Visite de Delpharm, une usine pharmaceutique

Visite de l'usine Delpharm

L’usine Delpharm de Lys-lez-Lannoy a ouvert ses portes à La Voix du Nord, qui dévoile le parcours de fabrication des médicaments. Des entrepôts aux lignes de production, précautions et minutie sont de rigueur.

Des précautions à respecter

La visite d’une telle usine ne se fait pas sans que de multiples recommandations soient faites et quelques précautions soient prises. Damien Parisien, le directeur de Delpharm, a autorisé l’accès à son usine avec l’obligation de discrétion quant au nom des laboratoires qui y font fabriquer leurs médicaments, et le respect d’un certain nombre de mesures de sécurité et de protection, même si l’usine n’est pas un site “à risque”. Outre la sécurité, il est évidemment important de prévenir tout risque de pollution du médicament, afin de garantir sa qualité et son efficacité, ce qui implique des mesures d’hygiène drastiques. Une fois toutes les conditions remplies, la visite peut commencer.
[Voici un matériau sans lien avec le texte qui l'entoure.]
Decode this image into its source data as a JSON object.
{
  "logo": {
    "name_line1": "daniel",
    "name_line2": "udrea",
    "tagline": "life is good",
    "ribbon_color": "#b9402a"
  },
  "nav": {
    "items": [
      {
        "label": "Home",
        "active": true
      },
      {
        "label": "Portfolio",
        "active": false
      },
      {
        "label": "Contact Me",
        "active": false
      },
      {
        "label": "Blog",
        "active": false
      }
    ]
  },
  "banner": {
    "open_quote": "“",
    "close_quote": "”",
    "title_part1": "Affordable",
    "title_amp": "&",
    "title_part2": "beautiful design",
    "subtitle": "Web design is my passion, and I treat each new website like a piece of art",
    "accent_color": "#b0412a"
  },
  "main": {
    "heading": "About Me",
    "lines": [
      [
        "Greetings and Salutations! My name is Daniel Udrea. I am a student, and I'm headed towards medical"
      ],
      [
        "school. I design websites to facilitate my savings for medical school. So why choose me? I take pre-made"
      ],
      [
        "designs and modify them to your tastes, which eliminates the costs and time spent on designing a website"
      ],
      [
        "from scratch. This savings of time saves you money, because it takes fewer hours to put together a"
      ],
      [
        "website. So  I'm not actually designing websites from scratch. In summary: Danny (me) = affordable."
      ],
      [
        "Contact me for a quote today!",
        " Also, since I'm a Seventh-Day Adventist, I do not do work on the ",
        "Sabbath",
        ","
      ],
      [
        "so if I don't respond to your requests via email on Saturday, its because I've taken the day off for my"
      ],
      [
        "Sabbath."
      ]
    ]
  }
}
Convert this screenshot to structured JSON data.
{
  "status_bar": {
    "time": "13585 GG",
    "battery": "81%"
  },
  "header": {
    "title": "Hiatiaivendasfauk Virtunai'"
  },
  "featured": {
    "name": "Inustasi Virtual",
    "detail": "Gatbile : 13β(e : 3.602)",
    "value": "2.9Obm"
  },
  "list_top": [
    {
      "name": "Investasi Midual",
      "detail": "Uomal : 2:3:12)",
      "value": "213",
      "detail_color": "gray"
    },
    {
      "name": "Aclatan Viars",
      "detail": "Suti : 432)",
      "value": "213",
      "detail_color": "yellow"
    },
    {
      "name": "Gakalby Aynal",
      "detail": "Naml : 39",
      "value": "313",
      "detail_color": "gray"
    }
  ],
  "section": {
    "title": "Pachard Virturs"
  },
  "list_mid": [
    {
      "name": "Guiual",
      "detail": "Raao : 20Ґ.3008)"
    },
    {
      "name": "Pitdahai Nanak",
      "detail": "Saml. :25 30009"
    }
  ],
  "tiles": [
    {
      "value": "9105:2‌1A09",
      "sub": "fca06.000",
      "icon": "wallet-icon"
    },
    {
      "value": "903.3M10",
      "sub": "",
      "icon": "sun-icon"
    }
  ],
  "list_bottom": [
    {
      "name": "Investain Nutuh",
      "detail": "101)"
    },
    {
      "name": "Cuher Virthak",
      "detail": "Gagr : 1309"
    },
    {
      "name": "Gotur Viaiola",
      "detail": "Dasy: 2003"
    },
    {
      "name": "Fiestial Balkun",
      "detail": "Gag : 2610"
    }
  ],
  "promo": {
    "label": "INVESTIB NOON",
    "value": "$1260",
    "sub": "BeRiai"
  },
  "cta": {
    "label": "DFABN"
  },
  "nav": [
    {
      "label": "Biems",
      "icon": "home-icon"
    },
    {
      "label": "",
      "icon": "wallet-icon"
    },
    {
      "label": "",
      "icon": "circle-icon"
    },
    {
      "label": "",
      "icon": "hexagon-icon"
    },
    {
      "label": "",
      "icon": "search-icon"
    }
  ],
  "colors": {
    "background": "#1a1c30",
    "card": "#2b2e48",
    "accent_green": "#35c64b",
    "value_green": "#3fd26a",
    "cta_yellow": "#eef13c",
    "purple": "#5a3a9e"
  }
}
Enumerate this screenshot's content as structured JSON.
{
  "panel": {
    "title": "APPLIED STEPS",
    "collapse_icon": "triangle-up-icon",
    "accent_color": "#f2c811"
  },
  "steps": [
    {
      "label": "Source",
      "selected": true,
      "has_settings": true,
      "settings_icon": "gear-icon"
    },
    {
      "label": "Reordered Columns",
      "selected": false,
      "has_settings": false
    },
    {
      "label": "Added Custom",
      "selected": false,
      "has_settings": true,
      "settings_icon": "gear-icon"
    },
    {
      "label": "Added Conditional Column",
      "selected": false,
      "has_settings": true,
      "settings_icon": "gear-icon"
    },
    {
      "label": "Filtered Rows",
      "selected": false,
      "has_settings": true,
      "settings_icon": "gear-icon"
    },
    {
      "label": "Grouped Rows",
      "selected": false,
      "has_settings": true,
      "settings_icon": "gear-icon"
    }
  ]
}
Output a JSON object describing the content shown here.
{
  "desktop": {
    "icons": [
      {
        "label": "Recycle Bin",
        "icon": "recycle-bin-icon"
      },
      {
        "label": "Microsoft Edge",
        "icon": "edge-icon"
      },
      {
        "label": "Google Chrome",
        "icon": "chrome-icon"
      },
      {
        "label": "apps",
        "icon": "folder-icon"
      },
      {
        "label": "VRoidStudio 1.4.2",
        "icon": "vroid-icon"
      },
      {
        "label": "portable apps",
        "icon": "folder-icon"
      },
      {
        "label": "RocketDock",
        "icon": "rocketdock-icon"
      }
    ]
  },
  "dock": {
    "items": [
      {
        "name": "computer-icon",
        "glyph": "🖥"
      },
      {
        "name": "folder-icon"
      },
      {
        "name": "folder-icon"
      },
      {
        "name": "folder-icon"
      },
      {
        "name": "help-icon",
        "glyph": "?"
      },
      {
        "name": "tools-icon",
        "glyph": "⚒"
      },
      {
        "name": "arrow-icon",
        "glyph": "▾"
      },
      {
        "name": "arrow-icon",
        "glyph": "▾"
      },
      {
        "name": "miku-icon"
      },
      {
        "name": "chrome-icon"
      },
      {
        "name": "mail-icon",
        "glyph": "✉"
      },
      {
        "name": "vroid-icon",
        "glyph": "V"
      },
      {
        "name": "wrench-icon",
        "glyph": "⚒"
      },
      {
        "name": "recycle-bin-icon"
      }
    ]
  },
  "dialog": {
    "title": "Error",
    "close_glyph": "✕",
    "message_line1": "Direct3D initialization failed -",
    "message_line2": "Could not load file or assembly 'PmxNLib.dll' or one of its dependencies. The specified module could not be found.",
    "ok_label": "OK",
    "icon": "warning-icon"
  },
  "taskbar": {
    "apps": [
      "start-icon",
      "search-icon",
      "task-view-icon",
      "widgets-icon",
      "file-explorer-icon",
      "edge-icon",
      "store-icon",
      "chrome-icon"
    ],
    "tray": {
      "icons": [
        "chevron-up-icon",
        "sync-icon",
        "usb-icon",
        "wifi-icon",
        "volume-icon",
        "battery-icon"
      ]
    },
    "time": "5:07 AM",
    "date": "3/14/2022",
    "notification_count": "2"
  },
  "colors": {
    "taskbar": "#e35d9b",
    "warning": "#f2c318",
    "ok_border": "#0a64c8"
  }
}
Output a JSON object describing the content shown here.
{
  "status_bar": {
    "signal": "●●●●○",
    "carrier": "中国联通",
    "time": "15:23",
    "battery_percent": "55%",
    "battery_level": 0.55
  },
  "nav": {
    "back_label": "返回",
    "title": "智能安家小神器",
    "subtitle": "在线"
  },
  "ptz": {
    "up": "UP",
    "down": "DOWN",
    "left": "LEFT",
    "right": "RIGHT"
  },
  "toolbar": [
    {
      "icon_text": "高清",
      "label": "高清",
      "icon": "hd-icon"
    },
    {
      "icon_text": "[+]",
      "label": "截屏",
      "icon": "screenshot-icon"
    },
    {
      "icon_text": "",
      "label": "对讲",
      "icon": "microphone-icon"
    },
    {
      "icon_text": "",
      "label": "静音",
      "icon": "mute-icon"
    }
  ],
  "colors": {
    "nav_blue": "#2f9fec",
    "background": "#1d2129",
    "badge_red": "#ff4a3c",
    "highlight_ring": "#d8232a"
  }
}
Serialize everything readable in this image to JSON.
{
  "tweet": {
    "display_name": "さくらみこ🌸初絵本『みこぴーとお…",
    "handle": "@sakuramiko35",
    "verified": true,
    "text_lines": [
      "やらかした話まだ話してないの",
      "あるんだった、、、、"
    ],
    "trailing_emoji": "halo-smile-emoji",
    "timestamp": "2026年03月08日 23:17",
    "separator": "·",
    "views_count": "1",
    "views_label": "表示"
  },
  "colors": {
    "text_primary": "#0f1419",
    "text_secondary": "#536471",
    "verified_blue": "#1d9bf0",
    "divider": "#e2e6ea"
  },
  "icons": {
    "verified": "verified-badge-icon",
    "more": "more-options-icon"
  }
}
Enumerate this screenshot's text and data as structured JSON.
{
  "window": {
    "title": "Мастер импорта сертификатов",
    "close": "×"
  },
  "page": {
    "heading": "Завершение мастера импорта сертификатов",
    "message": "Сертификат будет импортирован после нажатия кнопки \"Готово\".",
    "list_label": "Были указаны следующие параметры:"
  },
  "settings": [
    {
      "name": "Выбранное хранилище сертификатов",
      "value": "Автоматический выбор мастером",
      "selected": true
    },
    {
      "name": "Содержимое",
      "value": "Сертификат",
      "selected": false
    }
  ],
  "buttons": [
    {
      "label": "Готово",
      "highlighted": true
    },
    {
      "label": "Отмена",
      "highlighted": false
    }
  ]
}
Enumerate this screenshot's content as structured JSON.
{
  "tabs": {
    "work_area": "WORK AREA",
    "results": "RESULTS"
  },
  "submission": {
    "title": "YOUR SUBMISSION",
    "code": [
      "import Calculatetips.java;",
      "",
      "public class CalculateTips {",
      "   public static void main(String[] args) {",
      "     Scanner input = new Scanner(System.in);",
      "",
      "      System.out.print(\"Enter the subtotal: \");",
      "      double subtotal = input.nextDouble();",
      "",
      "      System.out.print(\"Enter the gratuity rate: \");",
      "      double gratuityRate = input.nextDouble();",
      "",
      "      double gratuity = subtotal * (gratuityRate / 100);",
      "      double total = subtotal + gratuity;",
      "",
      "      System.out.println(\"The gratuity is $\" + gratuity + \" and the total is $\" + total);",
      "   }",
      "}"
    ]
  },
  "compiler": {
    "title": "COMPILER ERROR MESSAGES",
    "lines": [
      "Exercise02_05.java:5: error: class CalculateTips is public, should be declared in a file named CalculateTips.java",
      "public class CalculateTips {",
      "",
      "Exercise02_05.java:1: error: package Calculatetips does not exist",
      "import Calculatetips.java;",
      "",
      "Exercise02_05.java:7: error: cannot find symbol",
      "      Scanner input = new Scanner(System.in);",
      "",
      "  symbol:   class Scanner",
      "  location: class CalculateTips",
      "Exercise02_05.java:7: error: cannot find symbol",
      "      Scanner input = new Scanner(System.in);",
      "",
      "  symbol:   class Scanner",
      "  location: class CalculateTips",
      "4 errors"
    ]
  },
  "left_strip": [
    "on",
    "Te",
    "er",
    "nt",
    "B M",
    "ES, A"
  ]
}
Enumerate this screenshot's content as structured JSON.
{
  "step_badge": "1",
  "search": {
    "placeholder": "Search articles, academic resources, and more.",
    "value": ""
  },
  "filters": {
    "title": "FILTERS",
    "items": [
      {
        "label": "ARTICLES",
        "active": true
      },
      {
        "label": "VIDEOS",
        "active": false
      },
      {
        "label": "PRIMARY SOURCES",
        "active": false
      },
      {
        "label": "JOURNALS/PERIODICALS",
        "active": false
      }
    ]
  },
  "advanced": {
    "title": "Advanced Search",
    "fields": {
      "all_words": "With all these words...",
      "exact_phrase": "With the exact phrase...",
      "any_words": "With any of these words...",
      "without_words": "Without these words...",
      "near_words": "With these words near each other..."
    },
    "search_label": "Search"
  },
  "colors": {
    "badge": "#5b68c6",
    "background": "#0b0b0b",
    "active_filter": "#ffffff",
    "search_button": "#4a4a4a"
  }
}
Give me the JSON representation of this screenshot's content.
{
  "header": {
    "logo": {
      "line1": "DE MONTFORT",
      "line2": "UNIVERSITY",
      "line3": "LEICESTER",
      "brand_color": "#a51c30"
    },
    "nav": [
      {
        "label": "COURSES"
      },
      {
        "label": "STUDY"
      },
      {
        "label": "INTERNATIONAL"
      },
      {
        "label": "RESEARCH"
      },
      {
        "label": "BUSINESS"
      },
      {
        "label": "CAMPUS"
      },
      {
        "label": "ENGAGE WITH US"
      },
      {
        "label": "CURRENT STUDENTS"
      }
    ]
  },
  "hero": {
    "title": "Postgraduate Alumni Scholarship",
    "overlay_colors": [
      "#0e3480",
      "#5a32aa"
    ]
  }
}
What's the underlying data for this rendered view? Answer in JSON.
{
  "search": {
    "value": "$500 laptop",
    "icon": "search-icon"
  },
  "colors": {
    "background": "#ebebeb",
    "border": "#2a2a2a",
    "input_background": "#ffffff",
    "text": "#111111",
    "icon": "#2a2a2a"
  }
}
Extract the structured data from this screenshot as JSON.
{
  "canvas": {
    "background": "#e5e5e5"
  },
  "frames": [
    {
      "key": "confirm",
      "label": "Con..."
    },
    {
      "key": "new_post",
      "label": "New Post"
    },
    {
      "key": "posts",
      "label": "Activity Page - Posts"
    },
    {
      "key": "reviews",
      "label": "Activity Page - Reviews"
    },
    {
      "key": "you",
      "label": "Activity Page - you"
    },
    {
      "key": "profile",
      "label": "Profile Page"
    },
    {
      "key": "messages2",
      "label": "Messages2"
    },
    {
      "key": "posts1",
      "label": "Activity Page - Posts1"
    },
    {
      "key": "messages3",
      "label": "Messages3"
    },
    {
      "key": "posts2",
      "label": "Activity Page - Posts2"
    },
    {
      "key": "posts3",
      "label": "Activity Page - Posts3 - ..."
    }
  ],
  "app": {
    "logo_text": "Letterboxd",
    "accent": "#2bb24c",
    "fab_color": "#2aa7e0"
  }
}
Le parcours de production des médicaments

Le directeur compare avec humour la fabrication des médicaments à de la pâtisserie. “On fait un peu comme de la pâtisserie. On pèse, on mélange, on met en comprimé ou en gélule et on emballe”. Si le principe est à peu près le même, c’est malgré tout un peu plus subtil que ça. Les matières premières sont stockées à 100m du site de fabrication. Elles sont analysées et pesées avant d’être envoyées dans un autre bâtiment où elles sont de nouveau pesées. La pesée des matières est une étape cruciale qui nécessite de la rigueur et un matériel d’une grande précision. Conçue pour peser et faciliter les calculs, la balance de labo est un outil utilisé à chaque étape, du développement de la molécule à la fabrication du médicament. Mélangées et séchées, ces matières premières peuvent ensuite passer sur les lignes de production, où elles sont pressées pour devenir des comprimés. Des échantillons sont systématiquement analysés pour contrôler la qualité des produits.

Fiche d’identité de l’usine Delpharm

L’usine produit en moyenne 80 millions de boîtes de médicaments par an, essentiellement des médicaments utilisés dans le traitement du cancer, des médicaments dits “hautement actifs “ (antidépresseurs, antiépileptiques…) et des pilules contraceptives. Construite en 1975, elle s’appelait alors Schering, avant d’être rachetée 30 ans plus tard par Delpharm. Elle compte environ 390 employés, dont 25 à 35 jeunes en contrat de professionnalisation.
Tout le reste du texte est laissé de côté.